CVE-2023-49103 is the first flaw identified, which has a CVSS v3 score of 10. This flaw allows for the theft of credentials and configuration information in containerized deployments, and it impacts all of the server's environment variables as well. 

OwnCloud recommends that immediate action be taken in order to mitigate this issue, such as deleting a particular file and disabling the PHPinfo function. It is also advised that users should change the password for the ownCloud admin account, their mail server and database credentials, as well as their access codes for Object-Store and Amazon S3. 

In order to resolve this issue, it is recommended that the  ownCloud/apps/graphapi/vendor/microsoft/microsoft-graph/tests/GetPhpInfo.php file be deleted, Docker containers should be disabled from executing the phpinfo function, and that secrets such as the ownCloud admin password, mail server, database credentials, and Object-Store/S3 access keys be changed. 

A second vulnerability, rated 9.8, can be used by malicious actors to bypass WebDAV API authentication using pre-signed URLs, which has a CVSS score of 9.8. As a result of this vulnerability, users have the ability to access, modify, or delete files without their consent when their username is known and their signing key is not configured, but it impacts core versions from 10.6.0 to 10.13.0. 

Lastly, ownCloud has made a warning about a security vulnerability discovered in oauth2 before version 0.6.1 that can bypass the validation process for subdomains. By bypassing the validation code, this vulnerability enables an attacker to redirect callbacks to a top-level domain (TLD) controlled by them, which has a CVSS score of 9.0. 

OwnCloud suggests that as a temporary solution to this issue, you disable the "Allow Subdomains" option and harden the validation code in the OAUTH2 application. In the event that the user's username is known and the sign-key has not been configured (the default setting), attackers can access, edit, or delete any file without authentication. 

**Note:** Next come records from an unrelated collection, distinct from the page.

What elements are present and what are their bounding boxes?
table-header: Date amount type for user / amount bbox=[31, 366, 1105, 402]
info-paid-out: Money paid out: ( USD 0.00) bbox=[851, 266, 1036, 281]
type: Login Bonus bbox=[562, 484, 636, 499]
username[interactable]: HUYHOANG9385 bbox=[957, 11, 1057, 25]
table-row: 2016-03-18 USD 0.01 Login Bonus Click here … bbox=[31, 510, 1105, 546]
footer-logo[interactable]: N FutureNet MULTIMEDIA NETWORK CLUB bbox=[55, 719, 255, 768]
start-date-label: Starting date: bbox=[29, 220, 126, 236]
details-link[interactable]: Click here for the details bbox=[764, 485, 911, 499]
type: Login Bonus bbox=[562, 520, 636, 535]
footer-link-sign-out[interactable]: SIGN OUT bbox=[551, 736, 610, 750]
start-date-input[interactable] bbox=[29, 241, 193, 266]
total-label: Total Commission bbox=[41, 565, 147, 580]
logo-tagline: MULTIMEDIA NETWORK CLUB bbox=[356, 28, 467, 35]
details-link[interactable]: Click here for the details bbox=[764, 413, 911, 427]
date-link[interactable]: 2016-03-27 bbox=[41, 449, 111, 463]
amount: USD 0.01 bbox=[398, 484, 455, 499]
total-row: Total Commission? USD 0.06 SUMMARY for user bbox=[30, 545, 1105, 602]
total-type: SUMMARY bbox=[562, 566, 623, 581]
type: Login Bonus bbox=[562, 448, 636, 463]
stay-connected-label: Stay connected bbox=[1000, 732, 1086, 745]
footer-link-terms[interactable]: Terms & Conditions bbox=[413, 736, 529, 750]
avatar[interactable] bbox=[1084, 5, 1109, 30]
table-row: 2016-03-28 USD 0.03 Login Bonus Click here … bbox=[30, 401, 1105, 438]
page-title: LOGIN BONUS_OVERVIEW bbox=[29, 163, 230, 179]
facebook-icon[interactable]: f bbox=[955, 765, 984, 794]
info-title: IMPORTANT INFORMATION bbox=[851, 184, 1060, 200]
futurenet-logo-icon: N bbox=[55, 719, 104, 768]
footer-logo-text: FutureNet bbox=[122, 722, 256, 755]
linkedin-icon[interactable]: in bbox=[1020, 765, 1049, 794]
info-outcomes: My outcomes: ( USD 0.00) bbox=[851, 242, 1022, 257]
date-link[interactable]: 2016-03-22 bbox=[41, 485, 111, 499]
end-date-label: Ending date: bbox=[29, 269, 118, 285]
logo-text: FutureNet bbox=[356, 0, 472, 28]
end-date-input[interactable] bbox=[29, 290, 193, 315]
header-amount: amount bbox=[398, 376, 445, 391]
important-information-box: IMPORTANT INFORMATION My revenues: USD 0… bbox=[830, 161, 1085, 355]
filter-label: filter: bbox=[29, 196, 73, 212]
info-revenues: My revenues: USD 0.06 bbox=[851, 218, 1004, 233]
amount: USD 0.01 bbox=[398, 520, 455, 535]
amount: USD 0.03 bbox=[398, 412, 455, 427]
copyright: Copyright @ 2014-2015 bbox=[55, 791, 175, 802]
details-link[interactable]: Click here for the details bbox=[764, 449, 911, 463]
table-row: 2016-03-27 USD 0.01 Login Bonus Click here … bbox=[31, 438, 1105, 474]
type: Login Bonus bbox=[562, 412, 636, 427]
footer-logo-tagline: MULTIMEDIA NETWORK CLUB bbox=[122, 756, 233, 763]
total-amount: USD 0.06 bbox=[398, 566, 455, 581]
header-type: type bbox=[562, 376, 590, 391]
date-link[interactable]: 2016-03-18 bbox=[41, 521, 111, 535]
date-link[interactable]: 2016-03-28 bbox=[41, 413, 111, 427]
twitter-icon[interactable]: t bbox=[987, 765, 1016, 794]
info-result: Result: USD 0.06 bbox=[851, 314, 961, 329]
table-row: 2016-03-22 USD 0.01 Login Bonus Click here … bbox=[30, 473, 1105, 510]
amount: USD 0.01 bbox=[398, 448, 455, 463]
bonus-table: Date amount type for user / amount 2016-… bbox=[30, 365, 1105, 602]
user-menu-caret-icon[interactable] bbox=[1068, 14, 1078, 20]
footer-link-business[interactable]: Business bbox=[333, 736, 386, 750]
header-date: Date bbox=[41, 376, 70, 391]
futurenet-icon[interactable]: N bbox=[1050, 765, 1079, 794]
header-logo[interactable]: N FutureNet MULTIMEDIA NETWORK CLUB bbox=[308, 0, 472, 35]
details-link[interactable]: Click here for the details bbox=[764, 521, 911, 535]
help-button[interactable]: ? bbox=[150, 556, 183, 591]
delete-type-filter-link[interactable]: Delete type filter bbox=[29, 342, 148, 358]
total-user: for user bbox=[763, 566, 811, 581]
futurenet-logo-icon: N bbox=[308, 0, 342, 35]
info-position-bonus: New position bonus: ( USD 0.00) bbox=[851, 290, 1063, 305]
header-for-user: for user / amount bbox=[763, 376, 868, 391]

It has been published that the pre-signed URLs cannot be used unless a signing key has been set up for the file owner. This can be fixed by denying the use of pre-signed URLs. There is also a third flaw (CVSS v3 score: 9) that affects all versions of the oauth2 library below version 0.6.1, which is a subdomain validation bypass vulnerability. 

The attacker can inject a specially crafted redirect URL into the Oauth2 app that bypasses the validation code, allowing the attacker's callbacks to be redirected to his own domain. As a temporary workaround, a temporary workaround is provided in the bulletin of the Oauth2 application. It is recommended that the validation code be hardened in the Oauth2 application. 

Three security flaws described in the bulletins significantly damage the security and integrity of ownCloud, potentially exposing sensitive information to phishing attacks, stealthy data theft, and other possible malicious activities. Various ransomware groups have been using vulnerabilities in file-sharing platforms to steal data from thousands of companies around the world, and are using them as part of their attacks on companies that use file-sharing platforms. 

As a result of this disclosure, a proof-of-concept (PoC) exploit for a critical remote code execution vulnerability (CVE-2023-43177) has been released for the CrushFTP solution. If exploited by an unauthenticated attacker, the attacker could gain access to files, run arbitrary programs on the host, and obtain plain-text passwords through the application. Converge security researcher Ryan Emmons discovered and reported the issue, and the issue has been resolved since CrushFTP 10.5.2, the version that was released on August 10, 2023, addressed this issue.